A cool way to formulate the axiom of choice (AC) is:
AC. For all sets $X$ and $Y$ and all predicates $P : X \times Y \rightarrow \rm\{True,False\}$, we have: $$(\forall x:X)(\exists y:Y)P(x,y) \rightarrow (\exists f : X \rightarrow Y)(\forall x:X)P(x,f(x))$$
Note the that converse is a theorem of ZF, modulo certain notational issues.

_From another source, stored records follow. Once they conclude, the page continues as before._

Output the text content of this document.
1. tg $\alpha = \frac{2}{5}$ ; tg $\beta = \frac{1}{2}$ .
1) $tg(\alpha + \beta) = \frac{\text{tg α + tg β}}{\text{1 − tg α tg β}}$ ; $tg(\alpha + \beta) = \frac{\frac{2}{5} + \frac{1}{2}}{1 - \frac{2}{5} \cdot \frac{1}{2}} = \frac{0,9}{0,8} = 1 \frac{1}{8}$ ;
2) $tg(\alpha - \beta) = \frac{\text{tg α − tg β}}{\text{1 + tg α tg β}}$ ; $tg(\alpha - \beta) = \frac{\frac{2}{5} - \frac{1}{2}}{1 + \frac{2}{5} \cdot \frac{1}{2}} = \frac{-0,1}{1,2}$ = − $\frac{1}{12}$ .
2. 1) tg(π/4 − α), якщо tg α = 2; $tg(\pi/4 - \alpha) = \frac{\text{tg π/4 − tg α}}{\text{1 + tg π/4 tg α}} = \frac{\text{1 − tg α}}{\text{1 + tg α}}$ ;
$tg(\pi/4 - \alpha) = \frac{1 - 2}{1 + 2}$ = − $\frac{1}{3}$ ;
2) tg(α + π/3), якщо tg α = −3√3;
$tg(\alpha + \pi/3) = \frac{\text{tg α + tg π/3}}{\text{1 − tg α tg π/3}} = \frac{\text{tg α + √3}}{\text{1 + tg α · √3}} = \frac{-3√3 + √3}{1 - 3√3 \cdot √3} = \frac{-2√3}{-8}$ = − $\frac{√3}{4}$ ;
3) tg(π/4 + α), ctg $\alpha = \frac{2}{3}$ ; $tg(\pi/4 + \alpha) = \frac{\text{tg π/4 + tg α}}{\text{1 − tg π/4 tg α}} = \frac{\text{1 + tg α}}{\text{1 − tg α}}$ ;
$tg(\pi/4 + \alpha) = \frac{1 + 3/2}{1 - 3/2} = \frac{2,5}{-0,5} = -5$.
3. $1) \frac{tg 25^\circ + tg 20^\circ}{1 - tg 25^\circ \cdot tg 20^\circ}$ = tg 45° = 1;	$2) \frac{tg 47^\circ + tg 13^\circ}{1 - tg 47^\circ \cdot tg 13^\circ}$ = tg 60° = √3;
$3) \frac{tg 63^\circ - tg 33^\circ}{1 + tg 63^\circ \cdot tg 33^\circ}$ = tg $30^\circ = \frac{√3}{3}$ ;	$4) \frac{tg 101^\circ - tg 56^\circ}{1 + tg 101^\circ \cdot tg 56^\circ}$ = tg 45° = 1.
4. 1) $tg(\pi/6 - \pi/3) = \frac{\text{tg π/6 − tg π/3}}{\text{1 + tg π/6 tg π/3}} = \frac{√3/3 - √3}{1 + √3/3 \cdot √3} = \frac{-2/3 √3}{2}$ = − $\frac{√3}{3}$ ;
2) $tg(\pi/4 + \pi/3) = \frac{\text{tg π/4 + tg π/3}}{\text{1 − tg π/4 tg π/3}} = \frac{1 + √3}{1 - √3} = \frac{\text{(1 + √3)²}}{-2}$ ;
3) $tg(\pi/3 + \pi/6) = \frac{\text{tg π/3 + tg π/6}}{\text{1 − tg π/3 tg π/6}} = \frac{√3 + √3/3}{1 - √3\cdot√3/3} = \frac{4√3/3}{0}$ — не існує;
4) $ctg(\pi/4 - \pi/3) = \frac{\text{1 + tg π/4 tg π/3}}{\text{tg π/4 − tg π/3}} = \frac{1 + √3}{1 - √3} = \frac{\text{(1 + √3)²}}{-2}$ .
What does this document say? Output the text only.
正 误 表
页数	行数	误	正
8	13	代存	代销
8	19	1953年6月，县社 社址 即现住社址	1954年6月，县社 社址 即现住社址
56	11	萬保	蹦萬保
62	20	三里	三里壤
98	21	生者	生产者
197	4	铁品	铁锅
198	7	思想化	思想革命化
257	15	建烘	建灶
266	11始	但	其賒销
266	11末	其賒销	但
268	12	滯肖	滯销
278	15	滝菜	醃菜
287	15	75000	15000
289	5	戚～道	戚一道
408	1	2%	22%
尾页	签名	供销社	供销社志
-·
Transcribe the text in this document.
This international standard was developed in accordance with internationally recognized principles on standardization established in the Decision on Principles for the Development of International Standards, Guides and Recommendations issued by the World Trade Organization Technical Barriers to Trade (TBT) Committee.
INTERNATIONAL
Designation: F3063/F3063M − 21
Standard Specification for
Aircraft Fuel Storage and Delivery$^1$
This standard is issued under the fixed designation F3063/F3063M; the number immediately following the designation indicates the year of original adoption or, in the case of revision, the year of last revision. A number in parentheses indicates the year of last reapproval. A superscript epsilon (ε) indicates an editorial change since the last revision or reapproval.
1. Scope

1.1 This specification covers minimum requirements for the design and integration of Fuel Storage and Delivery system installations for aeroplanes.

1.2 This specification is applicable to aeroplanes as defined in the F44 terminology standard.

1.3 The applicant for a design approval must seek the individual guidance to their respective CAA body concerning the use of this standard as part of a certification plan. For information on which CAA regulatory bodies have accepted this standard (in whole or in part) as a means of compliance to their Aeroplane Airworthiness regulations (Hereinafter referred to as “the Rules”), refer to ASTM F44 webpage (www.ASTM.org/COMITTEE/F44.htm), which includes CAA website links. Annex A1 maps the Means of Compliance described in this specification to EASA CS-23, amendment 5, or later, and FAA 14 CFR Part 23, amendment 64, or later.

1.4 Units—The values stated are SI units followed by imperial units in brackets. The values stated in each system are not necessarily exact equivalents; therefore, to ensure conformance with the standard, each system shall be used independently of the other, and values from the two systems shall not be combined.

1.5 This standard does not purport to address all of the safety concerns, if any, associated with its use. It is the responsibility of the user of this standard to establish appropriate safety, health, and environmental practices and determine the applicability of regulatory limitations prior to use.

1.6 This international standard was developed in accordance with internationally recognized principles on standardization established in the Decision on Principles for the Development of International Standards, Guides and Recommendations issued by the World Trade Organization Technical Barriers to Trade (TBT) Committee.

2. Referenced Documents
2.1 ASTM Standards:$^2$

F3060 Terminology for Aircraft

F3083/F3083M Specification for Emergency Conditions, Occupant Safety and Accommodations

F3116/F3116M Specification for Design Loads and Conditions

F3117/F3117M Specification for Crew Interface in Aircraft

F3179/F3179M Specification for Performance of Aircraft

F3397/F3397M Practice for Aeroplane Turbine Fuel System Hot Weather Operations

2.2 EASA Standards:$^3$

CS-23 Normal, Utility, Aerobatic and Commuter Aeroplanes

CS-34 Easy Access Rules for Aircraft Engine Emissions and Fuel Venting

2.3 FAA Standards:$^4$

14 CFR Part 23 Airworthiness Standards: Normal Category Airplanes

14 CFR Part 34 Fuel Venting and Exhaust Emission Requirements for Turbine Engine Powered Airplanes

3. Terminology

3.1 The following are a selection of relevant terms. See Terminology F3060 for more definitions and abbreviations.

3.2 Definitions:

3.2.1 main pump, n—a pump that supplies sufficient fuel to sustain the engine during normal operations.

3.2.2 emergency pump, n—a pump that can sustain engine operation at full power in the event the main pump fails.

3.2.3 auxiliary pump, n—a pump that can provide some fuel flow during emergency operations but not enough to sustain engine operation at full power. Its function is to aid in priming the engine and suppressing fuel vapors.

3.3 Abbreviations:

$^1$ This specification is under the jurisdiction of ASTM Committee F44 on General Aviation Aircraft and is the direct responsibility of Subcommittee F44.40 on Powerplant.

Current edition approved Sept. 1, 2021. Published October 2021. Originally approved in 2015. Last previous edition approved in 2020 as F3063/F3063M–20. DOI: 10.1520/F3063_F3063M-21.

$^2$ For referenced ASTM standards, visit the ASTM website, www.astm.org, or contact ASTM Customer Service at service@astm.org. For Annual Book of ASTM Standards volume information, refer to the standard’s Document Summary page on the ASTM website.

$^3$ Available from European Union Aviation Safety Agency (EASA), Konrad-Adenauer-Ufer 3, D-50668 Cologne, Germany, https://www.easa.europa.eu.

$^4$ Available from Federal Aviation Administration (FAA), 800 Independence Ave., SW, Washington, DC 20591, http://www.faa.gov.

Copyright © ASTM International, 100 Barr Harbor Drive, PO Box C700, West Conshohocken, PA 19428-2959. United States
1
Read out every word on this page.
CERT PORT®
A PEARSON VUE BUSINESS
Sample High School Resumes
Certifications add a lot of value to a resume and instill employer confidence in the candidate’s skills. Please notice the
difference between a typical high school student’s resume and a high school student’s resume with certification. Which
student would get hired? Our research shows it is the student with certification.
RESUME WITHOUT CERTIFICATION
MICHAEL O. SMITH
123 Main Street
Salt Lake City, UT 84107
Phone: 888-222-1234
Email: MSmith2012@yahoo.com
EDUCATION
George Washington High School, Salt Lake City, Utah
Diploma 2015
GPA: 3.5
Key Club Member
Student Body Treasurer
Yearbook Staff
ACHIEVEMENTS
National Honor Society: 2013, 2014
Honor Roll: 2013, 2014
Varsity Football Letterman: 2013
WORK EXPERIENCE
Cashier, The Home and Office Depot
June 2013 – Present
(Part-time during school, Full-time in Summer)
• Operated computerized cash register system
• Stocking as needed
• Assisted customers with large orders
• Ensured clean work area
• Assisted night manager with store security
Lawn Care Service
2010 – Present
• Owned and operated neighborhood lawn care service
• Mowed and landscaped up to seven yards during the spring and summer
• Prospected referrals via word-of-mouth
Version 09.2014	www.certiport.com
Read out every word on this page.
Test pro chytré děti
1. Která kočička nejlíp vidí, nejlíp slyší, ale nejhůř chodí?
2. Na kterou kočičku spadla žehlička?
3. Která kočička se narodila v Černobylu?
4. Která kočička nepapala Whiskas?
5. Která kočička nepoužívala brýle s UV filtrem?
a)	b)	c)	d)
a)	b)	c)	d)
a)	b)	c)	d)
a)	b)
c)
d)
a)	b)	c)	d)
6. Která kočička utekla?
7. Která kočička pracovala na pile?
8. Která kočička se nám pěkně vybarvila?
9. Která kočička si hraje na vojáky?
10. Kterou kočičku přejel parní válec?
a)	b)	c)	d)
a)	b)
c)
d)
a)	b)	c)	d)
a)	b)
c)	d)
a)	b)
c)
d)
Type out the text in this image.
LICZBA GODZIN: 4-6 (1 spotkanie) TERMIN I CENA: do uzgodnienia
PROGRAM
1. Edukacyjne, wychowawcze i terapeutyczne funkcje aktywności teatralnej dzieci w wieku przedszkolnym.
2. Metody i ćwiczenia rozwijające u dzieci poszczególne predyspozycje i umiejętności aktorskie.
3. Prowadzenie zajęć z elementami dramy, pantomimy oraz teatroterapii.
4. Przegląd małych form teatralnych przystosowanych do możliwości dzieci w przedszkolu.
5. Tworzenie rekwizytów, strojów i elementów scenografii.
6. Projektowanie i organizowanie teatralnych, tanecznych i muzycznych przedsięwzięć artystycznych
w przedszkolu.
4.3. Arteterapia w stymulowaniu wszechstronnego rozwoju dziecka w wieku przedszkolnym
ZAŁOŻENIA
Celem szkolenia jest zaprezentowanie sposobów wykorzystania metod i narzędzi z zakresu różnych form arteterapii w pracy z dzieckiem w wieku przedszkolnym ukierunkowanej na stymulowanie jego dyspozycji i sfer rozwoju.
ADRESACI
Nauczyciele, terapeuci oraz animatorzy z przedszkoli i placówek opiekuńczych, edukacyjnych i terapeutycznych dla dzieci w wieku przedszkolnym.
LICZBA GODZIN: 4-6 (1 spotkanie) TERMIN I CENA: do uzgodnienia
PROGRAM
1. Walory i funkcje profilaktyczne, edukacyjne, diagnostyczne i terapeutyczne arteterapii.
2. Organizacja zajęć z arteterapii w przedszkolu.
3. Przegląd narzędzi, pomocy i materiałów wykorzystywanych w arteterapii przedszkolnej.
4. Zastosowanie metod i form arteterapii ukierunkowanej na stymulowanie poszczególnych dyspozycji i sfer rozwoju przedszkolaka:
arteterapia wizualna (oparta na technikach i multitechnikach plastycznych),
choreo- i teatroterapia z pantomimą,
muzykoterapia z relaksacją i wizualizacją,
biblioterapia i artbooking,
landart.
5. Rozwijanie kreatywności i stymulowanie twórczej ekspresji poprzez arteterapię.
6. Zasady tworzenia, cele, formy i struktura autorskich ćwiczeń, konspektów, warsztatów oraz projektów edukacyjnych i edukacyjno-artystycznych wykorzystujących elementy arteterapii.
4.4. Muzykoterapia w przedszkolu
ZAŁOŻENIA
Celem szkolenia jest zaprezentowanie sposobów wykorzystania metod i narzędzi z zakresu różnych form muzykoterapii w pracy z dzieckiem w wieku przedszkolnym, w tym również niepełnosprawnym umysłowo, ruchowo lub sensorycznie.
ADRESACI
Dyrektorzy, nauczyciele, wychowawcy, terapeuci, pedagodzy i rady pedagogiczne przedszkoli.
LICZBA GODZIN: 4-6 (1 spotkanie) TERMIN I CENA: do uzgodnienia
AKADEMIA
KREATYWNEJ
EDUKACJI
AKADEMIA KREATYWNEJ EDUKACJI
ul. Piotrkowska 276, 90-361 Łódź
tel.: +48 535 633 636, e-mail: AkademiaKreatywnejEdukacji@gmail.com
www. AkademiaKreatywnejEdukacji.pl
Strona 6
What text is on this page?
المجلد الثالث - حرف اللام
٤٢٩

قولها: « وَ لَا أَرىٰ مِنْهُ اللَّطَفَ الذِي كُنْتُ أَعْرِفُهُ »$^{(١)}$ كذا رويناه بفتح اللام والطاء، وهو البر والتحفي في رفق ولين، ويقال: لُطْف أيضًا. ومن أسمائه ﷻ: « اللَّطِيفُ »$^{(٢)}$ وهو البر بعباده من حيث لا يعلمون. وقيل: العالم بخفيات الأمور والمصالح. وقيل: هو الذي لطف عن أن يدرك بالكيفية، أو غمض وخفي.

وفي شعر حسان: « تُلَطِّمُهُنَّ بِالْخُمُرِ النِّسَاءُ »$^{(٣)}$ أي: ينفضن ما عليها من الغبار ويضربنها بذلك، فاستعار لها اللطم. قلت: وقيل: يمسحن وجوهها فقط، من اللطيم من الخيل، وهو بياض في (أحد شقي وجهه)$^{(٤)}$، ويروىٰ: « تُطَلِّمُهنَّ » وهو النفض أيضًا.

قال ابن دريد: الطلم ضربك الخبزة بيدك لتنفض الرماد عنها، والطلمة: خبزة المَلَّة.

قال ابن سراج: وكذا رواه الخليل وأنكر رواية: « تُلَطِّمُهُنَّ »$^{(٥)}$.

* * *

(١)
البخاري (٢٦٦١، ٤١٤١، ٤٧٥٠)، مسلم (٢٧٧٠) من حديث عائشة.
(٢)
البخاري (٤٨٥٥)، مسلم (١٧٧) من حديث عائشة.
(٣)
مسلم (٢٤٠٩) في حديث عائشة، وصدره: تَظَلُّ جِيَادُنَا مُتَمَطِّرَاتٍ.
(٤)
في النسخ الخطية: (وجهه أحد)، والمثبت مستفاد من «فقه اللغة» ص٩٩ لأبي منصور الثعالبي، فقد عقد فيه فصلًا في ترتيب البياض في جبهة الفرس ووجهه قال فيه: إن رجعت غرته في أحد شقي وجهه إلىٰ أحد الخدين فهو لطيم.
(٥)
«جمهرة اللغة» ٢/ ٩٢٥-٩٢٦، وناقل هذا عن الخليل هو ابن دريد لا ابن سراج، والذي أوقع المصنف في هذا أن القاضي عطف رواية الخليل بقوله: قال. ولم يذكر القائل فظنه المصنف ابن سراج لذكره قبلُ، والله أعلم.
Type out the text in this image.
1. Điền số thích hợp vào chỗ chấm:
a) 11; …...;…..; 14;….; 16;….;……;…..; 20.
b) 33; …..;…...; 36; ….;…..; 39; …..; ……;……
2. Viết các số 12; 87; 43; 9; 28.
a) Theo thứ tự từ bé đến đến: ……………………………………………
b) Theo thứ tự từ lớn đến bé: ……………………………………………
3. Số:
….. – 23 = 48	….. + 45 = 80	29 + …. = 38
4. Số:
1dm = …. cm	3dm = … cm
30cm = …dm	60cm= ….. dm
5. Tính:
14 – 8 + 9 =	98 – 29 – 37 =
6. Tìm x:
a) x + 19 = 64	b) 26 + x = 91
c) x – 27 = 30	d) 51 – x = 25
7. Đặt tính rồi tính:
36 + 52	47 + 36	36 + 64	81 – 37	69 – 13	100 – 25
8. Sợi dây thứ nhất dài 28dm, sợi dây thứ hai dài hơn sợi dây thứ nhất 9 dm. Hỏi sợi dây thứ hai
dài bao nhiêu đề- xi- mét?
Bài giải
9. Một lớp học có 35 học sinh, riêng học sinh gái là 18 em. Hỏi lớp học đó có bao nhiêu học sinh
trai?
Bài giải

Anyway, what I find cool about formulating AC this way is that, okay, maybe its just me, but this formulation really "feels" like a principle of logic, as opposed to set theory. I mean, its just saying that we can commute an existential quantifier $(\exists y:Y)$ left across a universal quantifier $(\forall x:X)$ so long as we replace existential quantification over the elements of $Y$ with existential quantification over functions from $X$ into $Y.$ And sure, "function" is a set-theoretic concept; nonetheless, this feels very logical to me.
Question. Can the generalized continuum hypothesis also be formulated in a similar way, so that it too feels like a principle of logic?
Obviously this is pretty subjective, so lets lay down some ground rules.
- The axiom should be equivalent to the generalized continuum hypothesis over ZFC.
- It has to be two lines or fewer. No sprawling 4-page axioms, thank you very much!
- Use of concepts like "function" and "predicate" is good and desirable.
- Use of the concepts injection/surjection/bijection is moderately frowned upon.
- Completely disallowed: use of cardinality and/or cardinal numbers; use of ordinal numbers; mentioning $\mathbb{N}$ or $\omega$ or the words "finite" or "infinite."